Além disso, nem todos os adultos utilizam comportamentos de proteção na mesma intensidade: há os que utilizam mais e há os que utilizam menos. Quanto mais um adulto utiliza comportamentos de proteção, mais medo ele sente de avaliações sociais negativas. Foi isso que demonstrou a correlação significativa entre o uso dos comportamentos de proteção e os questionários relacionados ao medo de avaliações negativas. Quanto maior o medo de avaliações negativas, maior a probabilidade de o adulto com gagueira também preencher critério para fobia social. A fobia social pode ser definida como um medo intenso de ser ou de se sentir ridicularizado socialmente. Estima-se, na verdade, que a incidência de fobia social em adultos com gagueira seja bastante elevada, afetando cerca de dois terços dessa população.
O uso dos comportamentos de proteção tem o intuito de evitar a manifestação da gagueira e, consequentemente, evitar as consequências sociais negativas do ato de gaguejar. Tenho certeza de que, em muitos momentos, os comportamentos de proteção são efetivos para que a pessoa que gagueja não seja ou não se sinta ridicularizada socialmente. Por exemplo, avisar o interlocutor que se é uma pessoa com gagueira (referido por 22% dos sujeitos) tende a ser muito positivo, particularmente no caso dos homens (maiores detalhes aqui). Entretanto, duas críticas principais podem ser feitas ao uso dos comportamentos de proteção.

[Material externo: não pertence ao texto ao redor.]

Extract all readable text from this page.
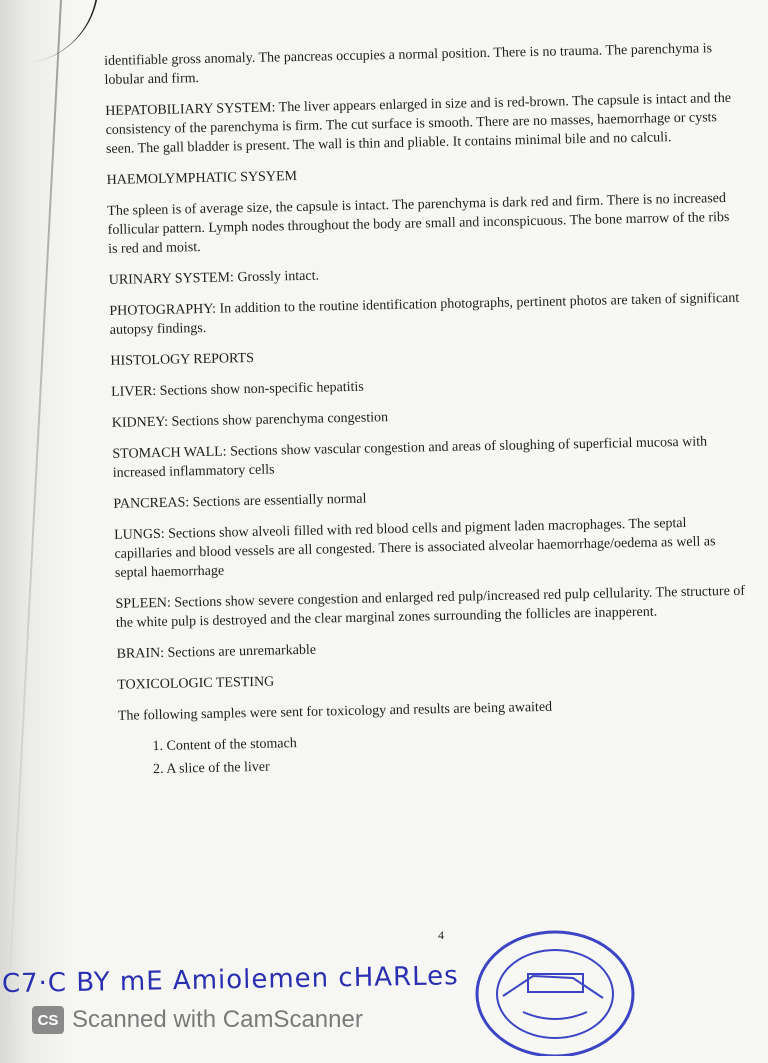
identifiable gross anomaly. The pancreas occupies a normal position. There is no trauma. The parenchyma is lobular and firm.

HEPATOBILIARY SYSTEM: The liver appears enlarged in size and is red-brown. The capsule is intact and the consistency of the parenchyma is firm. The cut surface is smooth. There are no masses, haemorrhage or cysts seen. The gall bladder is present. The wall is thin and pliable. It contains minimal bile and no calculi.

HAEMOLYMPHATIC SYSYEM

The spleen is of average size, the capsule is intact. The parenchyma is dark red and firm. There is no increased follicular pattern. Lymph nodes throughout the body are small and inconspicuous. The bone marrow of the ribs is red and moist.

URINARY SYSTEM: Grossly intact.

PHOTOGRAPHY: In addition to the routine identification photographs, pertinent photos are taken of significant autopsy findings.

HISTOLOGY REPORTS

LIVER: Sections show non-specific hepatitis

KIDNEY: Sections show parenchyma congestion

STOMACH WALL: Sections show vascular congestion and areas of sloughing of superficial mucosa with increased inflammatory cells

PANCREAS: Sections are essentially normal

LUNGS: Sections show alveoli filled with red blood cells and pigment laden macrophages. The septal capillaries and blood vessels are all congested. There is associated alveolar haemorrhage/oedema as well as septal haemorrhage

SPLEEN: Sections show severe congestion and enlarged red pulp/increased red pulp cellularity. The structure of the white pulp is destroyed and the clear marginal zones surrounding the follicles are inapperent.

BRAIN: Sections are unremarkable

TOXICOLOGIC TESTING

The following samples were sent for toxicology and results are being awaited

1. Content of the stomach
2. A slice of the liver
4
C7·C BY mE Amiolemen cHARLes
CS Scanned with CamScanner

A primeira dela é que alguns comportamentos de proteção também podem induzir à avaliação social negativa, embora sua motivação tenha sido justamente o oposto. Por exemplo, uma pessoa pode evitar o contato ocular por não querer ser incluída em uma conversa. Vamos supor que o comportamento de evitar o contato ocular seja efetivo e que realmente a pessoa não seja chamada para uma determinada conversa. Necessariamente essa pessoa terá sucesso em evitar uma avaliação social negativa? Não, porque os interlocutores podem considerá-la um tanto quanto antissocial ou pouco amigável. Mas, por outro lado, a avaliação negativa inicialmente temida (gaguejar e passar vergonha) foi evitada.

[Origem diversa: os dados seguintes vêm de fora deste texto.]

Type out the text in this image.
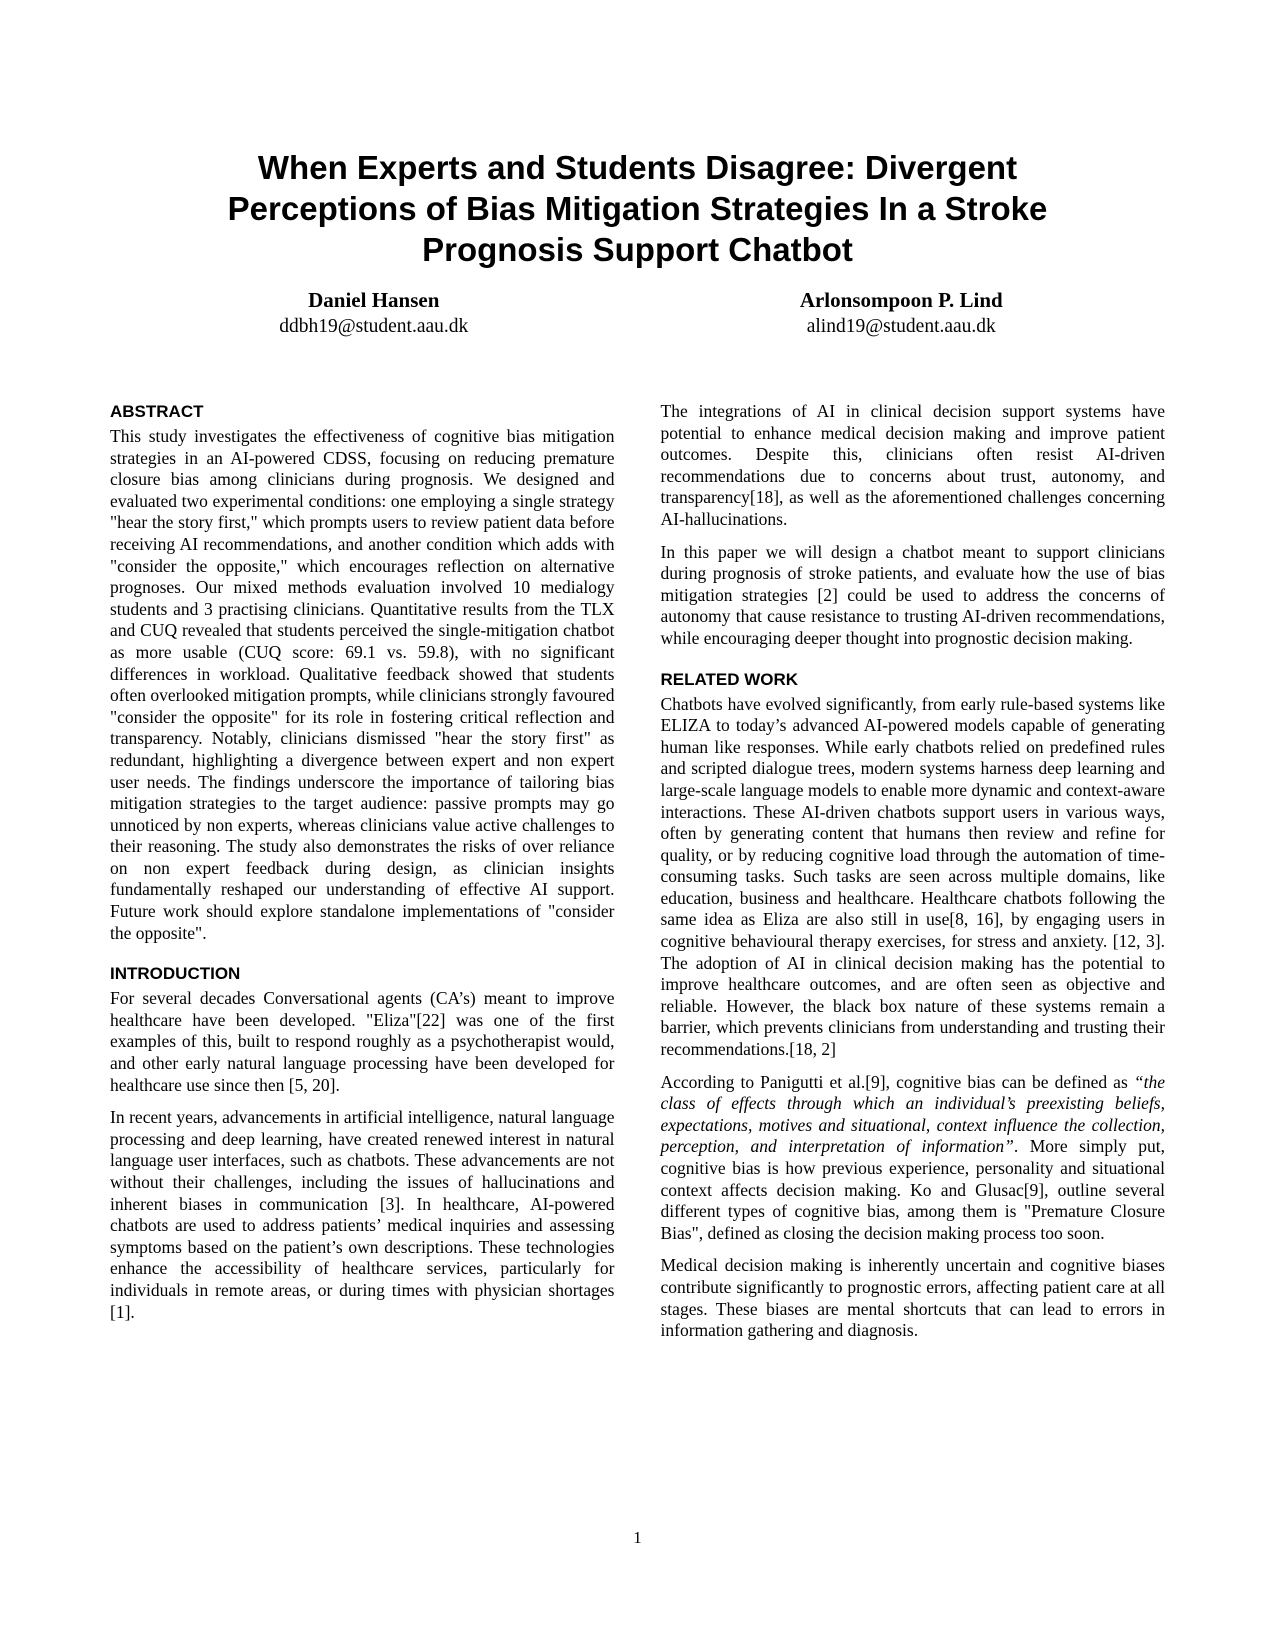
When Experts and Students Disagree: Divergent Perceptions of Bias Mitigation Strategies In a Stroke Prognosis Support Chatbot
Daniel Hansen
ddbh19@student.aau.dk
Arlonsompoon P. Lind
alind19@student.aau.dk
ABSTRACT

This study investigates the effectiveness of cognitive bias mitigation strategies in an AI-powered CDSS, focusing on reducing premature closure bias among clinicians during prognosis. We designed and evaluated two experimental conditions: one employing a single strategy "hear the story first," which prompts users to review patient data before receiving AI recommendations, and another condition which adds with "consider the opposite," which encourages reflection on alternative prognoses. Our mixed methods evaluation involved 10 medialogy students and 3 practising clinicians. Quantitative results from the TLX and CUQ revealed that students perceived the single-mitigation chatbot as more usable (CUQ score: 69.1 vs. 59.8), with no significant differences in workload. Qualitative feedback showed that students often overlooked mitigation prompts, while clinicians strongly favoured "consider the opposite" for its role in fostering critical reflection and transparency. Notably, clinicians dismissed "hear the story first" as redundant, highlighting a divergence between expert and non expert user needs. The findings underscore the importance of tailoring bias mitigation strategies to the target audience: passive prompts may go unnoticed by non experts, whereas clinicians value active challenges to their reasoning. The study also demonstrates the risks of over reliance on non expert feedback during design, as clinician insights fundamentally reshaped our understanding of effective AI support. Future work should explore standalone implementations of "consider the opposite".

INTRODUCTION

For several decades Conversational agents (CA’s) meant to improve healthcare have been developed. "Eliza"[22] was one of the first examples of this, built to respond roughly as a psychotherapist would, and other early natural language processing have been developed for healthcare use since then [5, 20].

In recent years, advancements in artificial intelligence, natural language processing and deep learning, have created renewed interest in natural language user interfaces, such as chatbots. These advancements are not without their challenges, including the issues of hallucinations and inherent biases in communication [3]. In healthcare, AI-powered chatbots are used to address patients’ medical inquiries and assessing symptoms based on the patient’s own descriptions. These technologies enhance the accessibility of healthcare services, particularly for individuals in remote areas, or during times with physician shortages [1].

The integrations of AI in clinical decision support systems have potential to enhance medical decision making and improve patient outcomes. Despite this, clinicians often resist AI-driven recommendations due to concerns about trust, autonomy, and transparency[18], as well as the aforementioned challenges concerning AI-hallucinations.

In this paper we will design a chatbot meant to support clinicians during prognosis of stroke patients, and evaluate how the use of bias mitigation strategies [2] could be used to address the concerns of autonomy that cause resistance to trusting AI-driven recommendations, while encouraging deeper thought into prognostic decision making.

RELATED WORK

Chatbots have evolved significantly, from early rule-based systems like ELIZA to today’s advanced AI-powered models capable of generating human like responses. While early chatbots relied on predefined rules and scripted dialogue trees, modern systems harness deep learning and large-scale language models to enable more dynamic and context-aware interactions. These AI-driven chatbots support users in various ways, often by generating content that humans then review and refine for quality, or by reducing cognitive load through the automation of time-consuming tasks. Such tasks are seen across multiple domains, like education, business and healthcare. Healthcare chatbots following the same idea as Eliza are also still in use[8, 16], by engaging users in cognitive behavioural therapy exercises, for stress and anxiety. [12, 3]. The adoption of AI in clinical decision making has the potential to improve healthcare outcomes, and are often seen as objective and reliable. However, the black box nature of these systems remain a barrier, which prevents clinicians from understanding and trusting their recommendations.[18, 2]

According to Panigutti et al.[9], cognitive bias can be defined as “the class of effects through which an individual’s preexisting beliefs, expectations, motives and situational, context influence the collection, perception, and interpretation of information”. More simply put, cognitive bias is how previous experience, personality and situational context affects decision making. Ko and Glusac[9], outline several different types of cognitive bias, among them is "Premature Closure Bias", defined as closing the decision making process too soon.

Medical decision making is inherently uncertain and cognitive biases contribute significantly to prognostic errors, affecting patient care at all stages. These biases are mental shortcuts that can lead to errors in information gathering and diagnosis.

1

A segunda crítica é que alguns comportamentos de proteção podem induzir à manutenção da fobia social. Como dito, quanto maior o uso dos comportamentos de proteção, maior a chance de o adulto com gagueira também apresentar fobia social. Os comportamentos de proteção podem ajudar a manter a fobia social, porque diminuem a possibilidade de a pessoa perceber que o medo pode não proceder. Voltando ao exemplo anterior de evitar o contato ocular. Sem se engajar na conversa, a pessoa perde a oportunidade de verificar se seu medo procede ou não. Existe a possibilidade de ela descobrir que poderia não ter gaguejado tanto quanto previa ou que, mesmo gaguejando, ela foi aceita pelos interlocutores. A quebra da previsão catastrófica tem efeito terapêutico, ajudando a reduzir a ansiedade e trazendo maior bem-estar.
O estudo, portanto, corrobora o que se encontra no dia-a-dia da clínica de gagueira: o uso de comportamentos de proteção é disseminado entre adultos com gagueira, sendo que o uso intenso desses comportamentos provavelmente está associado à presença de fobia social. É importante ressaltar que, em muitos casos, o sucesso da fonoterapia depende do manejo psiquiátrico ou psicológico da fobia social.
Referência
[1] Lowe, R.; Helgadottir, F.; Menzies, R.; Heard, R.; O’Brian, S.; Packman, A. & Onslow, M. (2017). Safety behaviors and stuttering. Journal of Speech, Language, and Hearing Research, 60, 1246-1253.